The memo also contained a number of personalized grace notes that could only have been flattering to Reagan -- and therefore might have made him more receptive to Nixon's advice that he should deal with Gorbachev: "I sensed that Gorbachev's attitude toward the President and the First Lady was one of genuine affection. His last words to me as I was leaving his office in the Kremlin were, 'Give my warmest regards to President Reagan and to Lady Nancy.' "
But the hard edge returned when Nixon compared Gorbachev with two other Soviet leaders he had dealt with: "Unlike ((Nikita)) Khrushchev, he has no inferiority complex.

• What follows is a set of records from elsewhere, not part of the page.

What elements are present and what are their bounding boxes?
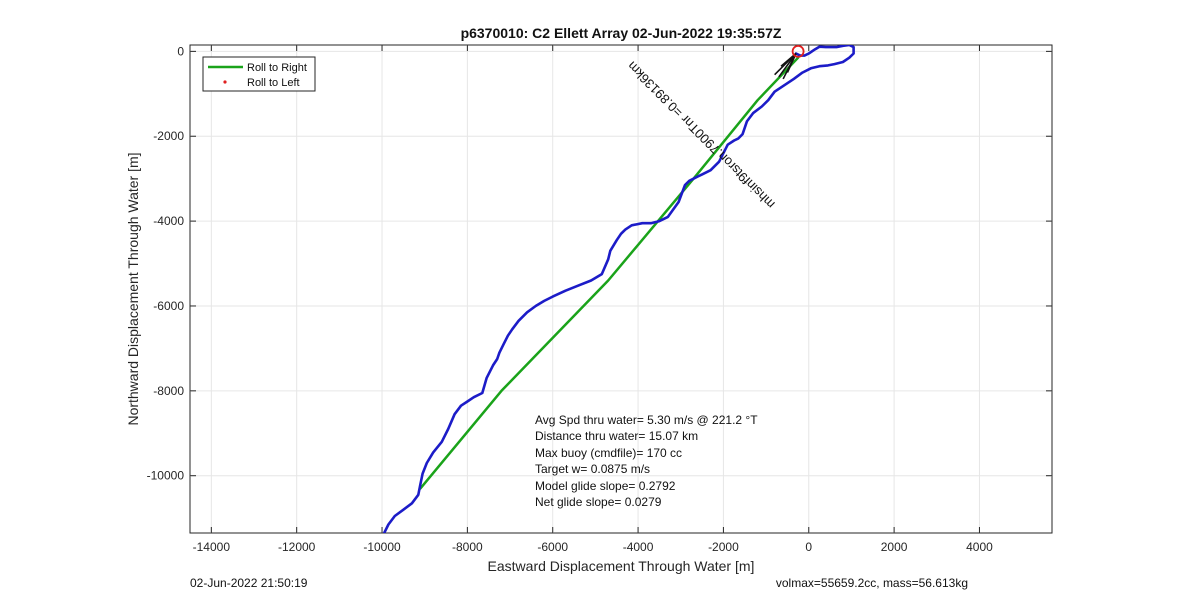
legend-label-roll-left: Roll to Left <box>247 77 300 89</box>
stat-net-glide-slope: Net glide slope= 0.0279 <box>535 495 662 510</box>
x-axis-label: Eastward Displacement Through Water [m] <box>488 558 755 574</box>
footer-vol-mass: volmax=55659.2cc, mass=56.613kg <box>775 576 968 590</box>
series-roll-right-line <box>419 56 800 490</box>
x-tick-label: 4000 <box>966 540 993 554</box>
y-tick-label: -10000 <box>147 469 185 483</box>
series-layer <box>382 45 855 533</box>
x-tick-label: -8000 <box>452 540 483 554</box>
stat-max-buoy: Max buoy (cmdfile)= 170 cc <box>535 445 683 460</box>
stat-model-glide-slope: Model glide slope= 0.2792 <box>535 478 676 493</box>
y-tick-label: 0 <box>177 44 184 58</box>
x-tick-label: -12000 <box>278 540 316 554</box>
x-tick-label: -4000 <box>623 540 654 554</box>
footer-timestamp: 02-Jun-2022 21:50:19 <box>190 576 308 590</box>
legend-label-roll-right: Roll to Right <box>247 62 307 74</box>
axis-ticks: -14000 -12000 -10000 -8000 -6000 -4000 -2000 0 2… <box>147 44 1052 554</box>
x-tick-label: 0 <box>805 540 812 554</box>
stats-annotation: Avg Spd thru water= 5.30 m/s @ 221.2 °T … <box>535 412 758 510</box>
x-tick-label: -14000 <box>193 540 231 554</box>
y-tick-label: -4000 <box>153 214 184 228</box>
y-tick-label: -2000 <box>153 129 184 143</box>
legend: Roll to Right Roll to Left <box>202 56 316 92</box>
x-tick-label: -10000 <box>363 540 401 554</box>
y-tick-label: -6000 <box>153 299 184 313</box>
x-tick-label: 2000 <box>881 540 908 554</box>
legend-box <box>202 56 316 92</box>
chart-title: p6370010: C2 Ellett Array 02-Jun-2022 19… <box>461 25 782 41</box>
stat-target-w: Target w= 0.0875 m/s <box>535 462 651 477</box>
stat-avg-speed: Avg Spd thru water= 5.30 m/s @ 221.2 °T <box>535 413 758 427</box>
plot-area <box>189 44 1053 534</box>
stat-distance: Distance thru water= 15.07 km <box>535 429 699 444</box>
y-axis-label: Northward Displacement Through Water [m] <box>125 152 141 425</box>
start-marker <box>791 44 805 58</box>
x-tick-label: -2000 <box>708 540 739 554</box>
x-tick-label: -6000 <box>537 540 568 554</box>
y-tick-label: -8000 <box>153 384 184 398</box>
grid <box>190 45 1052 533</box>
legend-marker-roll-left <box>223 80 227 84</box>
series-track-line <box>382 45 855 533</box>
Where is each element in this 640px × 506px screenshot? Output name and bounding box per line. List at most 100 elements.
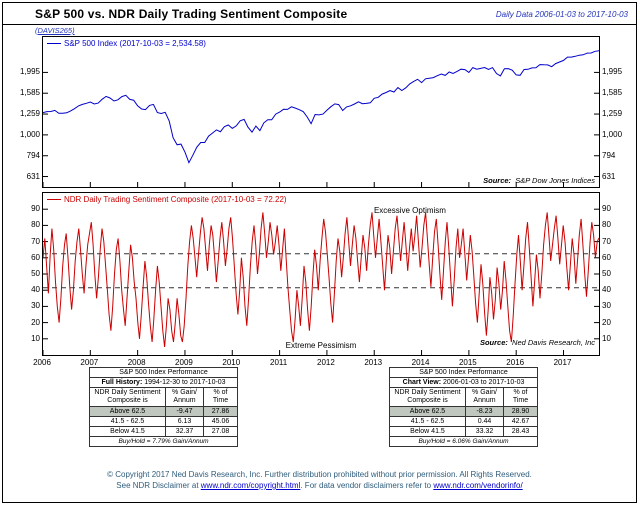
perf-table-cell: Below 41.5 (389, 426, 466, 438)
perf-table-cell: 6.13 (165, 416, 204, 428)
x-axis-year-label: 2012 (317, 358, 335, 367)
table-title: S&P 500 Index Performance (88, 367, 239, 378)
source-text: S&P Dow Jones Indices (515, 176, 595, 185)
perf-table-cell: Above 62.5 (389, 406, 466, 418)
y-tick-label: 90 (602, 204, 611, 214)
table-subtitle-range: 1994-12-30 to 2017-10-03 (144, 379, 226, 386)
x-axis-year-label: 2013 (364, 358, 383, 367)
y-tick-label: 1,995 (602, 67, 623, 77)
sentiment-source: Source: Ned Davis Research, Inc (480, 338, 595, 347)
perf-table-cell: Above 62.5 (89, 406, 166, 418)
perf-table-body: Above 62.5 -9.47 27.86 41.5 - 62.5 6.13 45.06… (89, 406, 239, 438)
perf-table-cell: 42.67 (502, 416, 539, 428)
y-tick-label: 80 (31, 220, 40, 230)
y-tick-label: 70 (602, 236, 611, 246)
y-tick-label: 1,259 (19, 109, 40, 119)
y-tick-label: 70 (31, 236, 40, 246)
sentiment-chart (43, 208, 599, 355)
chart-id-link[interactable]: (DAVIS265) (35, 26, 75, 35)
table-subtitle-label: Chart View: (402, 379, 442, 386)
x-axis-labels: 2006 2007 2008 2009 2010 2011 2012 2013 2014 2015… (33, 358, 600, 368)
y-tick-label: 631 (602, 171, 616, 181)
x-axis-year-label: 2010 (222, 358, 241, 367)
table-col-header: % Gain/ Annum (465, 386, 504, 408)
table-subtitle: Chart View: 2006-01-03 to 2017-10-03 (388, 377, 539, 388)
x-axis-year-label: 2015 (458, 358, 477, 367)
sp500-legend: S&P 500 Index (2017-10-03 = 2,534.58) (47, 39, 206, 48)
perf-table-row: 41.5 - 62.5 6.13 45.06 (89, 416, 239, 428)
footer-copyright: © Copyright 2017 Ned Davis Research, Inc… (107, 470, 532, 479)
y-tick-label: 60 (602, 252, 611, 262)
sp500-source: Source: S&P Dow Jones Indices (483, 176, 595, 185)
table-col-header: % Gain/ Annum (165, 386, 204, 408)
perf-table-cell: 41.5 - 62.5 (389, 416, 466, 428)
x-axis-year-label: 2006 (33, 358, 51, 367)
table-col-header: NDR Daily Sentiment Composite is (89, 386, 166, 408)
perf-table-cell: 0.44 (465, 416, 504, 428)
y-tick-label: 50 (602, 269, 611, 278)
y-tick-label: 60 (31, 252, 40, 262)
copyright-link[interactable]: www.ndr.com/copyright.html (200, 481, 301, 490)
perf-table-cell: 45.06 (202, 416, 239, 428)
y-tick-label: 1,000 (19, 129, 40, 139)
y-tick-label: 1,000 (602, 129, 623, 139)
sentiment-legend: NDR Daily Trading Sentiment Composite (2… (47, 195, 287, 204)
table-subtitle: Full History: 1994-12-30 to 2017-10-03 (88, 377, 239, 388)
footer-text: See NDR Disclaimer at (116, 481, 201, 490)
x-axis-year-label: 2008 (127, 358, 146, 367)
y-tick-label: 80 (602, 220, 611, 230)
sentiment-yaxis-right: 90 80 70 60 50 40 30 20 10 (602, 193, 635, 357)
perf-table-cell: -8.23 (465, 406, 504, 418)
y-tick-label: 50 (31, 269, 40, 278)
y-tick-label: 40 (602, 285, 611, 295)
perf-table-cell: 28.43 (502, 426, 539, 438)
performance-table-full-history: S&P 500 Index Performance Full History: … (88, 367, 239, 448)
perf-table-cell: 32.37 (165, 426, 204, 438)
table-title: S&P 500 Index Performance (388, 367, 539, 378)
y-tick-label: 1,995 (19, 67, 40, 77)
y-tick-label: 794 (26, 150, 40, 160)
sentiment-panel: NDR Daily Trading Sentiment Composite (2… (42, 192, 600, 356)
sp500-legend-label: S&P 500 Index (2017-10-03 = 2,534.58) (64, 39, 206, 48)
perf-table-row: 41.5 - 62.5 0.44 42.67 (389, 416, 539, 428)
y-tick-label: 794 (602, 150, 616, 160)
table-col-header: % of Time (502, 386, 539, 408)
y-tick-label: 10 (602, 333, 611, 343)
sp500-line (43, 50, 599, 164)
y-tick-label: 1,259 (602, 109, 623, 119)
y-tick-label: 90 (31, 204, 40, 214)
perf-table-cell: 27.86 (202, 406, 239, 418)
y-tick-label: 631 (26, 171, 40, 181)
performance-table-chart-view: S&P 500 Index Performance Chart View: 20… (388, 367, 539, 448)
perf-table-cell: 33.32 (465, 426, 504, 438)
sp500-line-swatch (47, 43, 61, 44)
y-tick-label: 1,585 (602, 88, 623, 98)
y-tick-label: 10 (31, 333, 40, 343)
source-label: Source: (479, 338, 508, 347)
perf-table-row: Above 62.5 -9.47 27.86 (89, 406, 239, 418)
excessive-optimism-label: Excessive Optimism (373, 206, 446, 215)
sentiment-legend-label: NDR Daily Trading Sentiment Composite (2… (64, 195, 287, 204)
perf-table-cell: 28.90 (502, 406, 539, 418)
extreme-pessimism-label: Extreme Pessimism (285, 341, 357, 350)
x-axis-year-label: 2009 (175, 358, 193, 367)
sp500-panel: S&P 500 Index (2017-10-03 = 2,534.58) So… (42, 36, 600, 188)
x-axis-year-label: 2016 (506, 358, 525, 367)
footer-disclaimer: See NDR Disclaimer at www.ndr.com/copyri… (3, 481, 636, 490)
table-subtitle-label: Full History: (101, 379, 143, 386)
sentiment-yaxis-left: 90 80 70 60 50 40 30 20 10 (7, 193, 40, 357)
x-axis-year-label: 2011 (269, 358, 288, 367)
sentiment-line (43, 212, 599, 347)
vendorinfo-link[interactable]: www.ndr.com/vendorinfo/ (433, 481, 523, 490)
y-tick-label: 40 (31, 285, 40, 295)
table-footnote: Buy/Hold = 6.06% Gain/Annum (388, 436, 539, 448)
y-tick-label: 30 (602, 301, 611, 311)
x-axis-year-label: 2014 (411, 358, 430, 367)
x-axis-year-label: 2017 (553, 358, 572, 367)
sp500-chart (43, 50, 599, 187)
perf-table-cell: Below 41.5 (89, 426, 166, 438)
page-title: S&P 500 vs. NDR Daily Trading Sentiment … (35, 7, 348, 21)
source-text: Ned Davis Research, Inc (512, 338, 595, 347)
y-tick-label: 1,585 (19, 88, 40, 98)
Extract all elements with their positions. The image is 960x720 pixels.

He is totally confident, in command, and secure . . . Gorbachev is as tough as ((Leonid)) Brezhnev but better educated, more skillful, more subtle . . . Brezhnev used a meat axe in his negotiations. Gorbachev uses a stiletto. But beneath the velvet glove he always wears there is a steel fist."
The memo concludes with a pungent reminder -- to Reagan and to history -- that Richard Nixon, while priding himself on his pragmatism and statesmanship, yields to no one in his basic distrust of all Soviets, including Gorbachev. "He is the most affable of all the Soviet leaders I have met, but at the same time without question the most formidable because his goals are the same as theirs and he will be more effective in attempting to achieve them," Nixon wrote. "What we must always bear in mind in dealing with the Soviets is that while lying is an accepted practice in the art of diplomacy, there is a difference where the Communists are concerned. They believe their lies."